Das Dilemma mit den Zinsen

( Veröffentlich in GralsWelt 6/1997)

Ein biblisches Gebot und die Praxis der Ökonomie

Die Weltwirtschaft ist anscheinend unaufhaltsam auf dem Weg in die Globalisierung, die Umstellungen auf allen Ebenen der Ökonomie mit sich bringt. Scheinbar unantastbare Grundsätze des Sozialstaates wie der gewerkschaftlichen Bewegung geraten ins Wanken und erzwingen Diskussionen über neuartige Formen des Wirtschaftens, der Organisation des menschlichen Zusammenlebens und natürlich auch des Geldwesens, auf dem der Euro heute noch nicht überschaubare Veränderungen bringen wird.

Besonders heiß werden die Debatten, wenn man es wagt, die derzeitige Form der kapitalistischen Wirtschaft in Frage zu stellen und zum Beispiel an das Zinsverbot der Bibel erinnert:

„Wenn dein Bruder verarmt und neben dir abnimmt, so sollst du ihn aufnehmen als einen Fremdling oder Gast, dass er lebe neben dir, und sollst nicht Zinsen von ihm nehmen noch Wucher…“ (3. Mose, 25, 35).

Inwieweit dieses Gebot von den Alten Juden befolgt wurde, ist umstritten, zumal es nur rechtgläubigen Juden gegenüber galt: „Von den Fremden magst du Zins nehmen, aber nicht von deinem Bruder…“ (5. Mose, 23,21).

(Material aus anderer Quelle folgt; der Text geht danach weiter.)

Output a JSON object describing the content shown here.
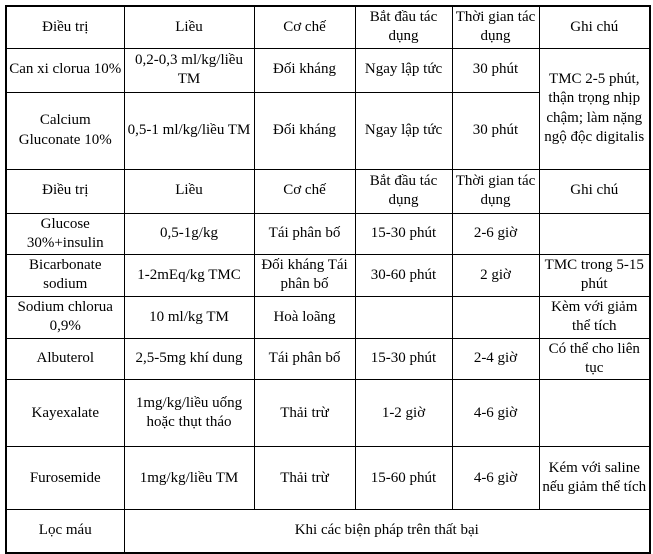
{
  "table": {
    "description_colors": {
      "text": "#000000",
      "border": "#000000",
      "background": "#ffffff"
    },
    "header": {
      "treatment": "Điều trị",
      "dose": "Liều",
      "mechanism": "Cơ chế",
      "onset": "Bắt đầu tác dụng",
      "duration": "Thời gian tác dụng",
      "note": "Ghi chú"
    },
    "rows": [
      {
        "treatment": "Can xi clorua 10%",
        "dose": "0,2-0,3 ml/kg/liều TM",
        "mechanism": "Đối kháng",
        "onset": "Ngay lập tức",
        "duration": "30 phút",
        "note": "TMC 2-5 phút, thận trọng nhịp chậm; làm nặng ngộ độc digitalis"
      },
      {
        "treatment": "Calcium Gluconate 10%",
        "dose": "0,5-1 ml/kg/liều TM",
        "mechanism": "Đối kháng",
        "onset": "Ngay lập tức",
        "duration": "30 phút"
      },
      {
        "treatment": "Glucose 30%+insulin",
        "dose": "0,5-1g/kg",
        "mechanism": "Tái phân bố",
        "onset": "15-30 phút",
        "duration": "2-6 giờ",
        "note": ""
      },
      {
        "treatment": "Bicarbonate sodium",
        "dose": "1-2mEq/kg TMC",
        "mechanism": "Đối kháng Tái phân bố",
        "onset": "30-60 phút",
        "duration": "2 giờ",
        "note": "TMC trong 5-15 phút"
      },
      {
        "treatment": "Sodium chlorua 0,9%",
        "dose": "10 ml/kg TM",
        "mechanism": "Hoà loãng",
        "onset": "",
        "duration": "",
        "note": "Kèm với giảm thể tích"
      },
      {
        "treatment": "Albuterol",
        "dose": "2,5-5mg khí dung",
        "mechanism": "Tái phân bố",
        "onset": "15-30 phút",
        "duration": "2-4 giờ",
        "note": "Có thể cho liên tục"
      },
      {
        "treatment": "Kayexalate",
        "dose": "1mg/kg/liều uống hoặc thụt tháo",
        "mechanism": "Thải trừ",
        "onset": "1-2 giờ",
        "duration": "4-6 giờ",
        "note": ""
      },
      {
        "treatment": "Furosemide",
        "dose": "1mg/kg/liều TM",
        "mechanism": "Thải trừ",
        "onset": "15-60 phút",
        "duration": "4-6 giờ",
        "note": "Kém với saline nếu giảm thể tích"
      },
      {
        "treatment": "Lọc máu",
        "merged_note": "Khi các biện pháp trên thất bại"
      }
    ]
  }
}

Mit dieser Ablehnung des Zinses standen die Alten Juden nicht allein. Auch Aristoteles (384 – 322 v.Chr.) erblickte im Geldverleihen gegen Zinsen ein Wuchergewerbe, und im Neuen Testament wird Jesus das Wort zugeschrieben: „Leihet, ohne etwas davon zu erhoffen.“ (Luk. 6,35).

Die Kirchenväter suchten nach theologischen Begründungen für die Ablehnung von Kapitalzinsen, und im Römischen Reich wie im mittelalterlichen Europa gab es gesetzlich verankerte Zinsverbote, die sich aber nie dauerhaft durchsetzen ließen.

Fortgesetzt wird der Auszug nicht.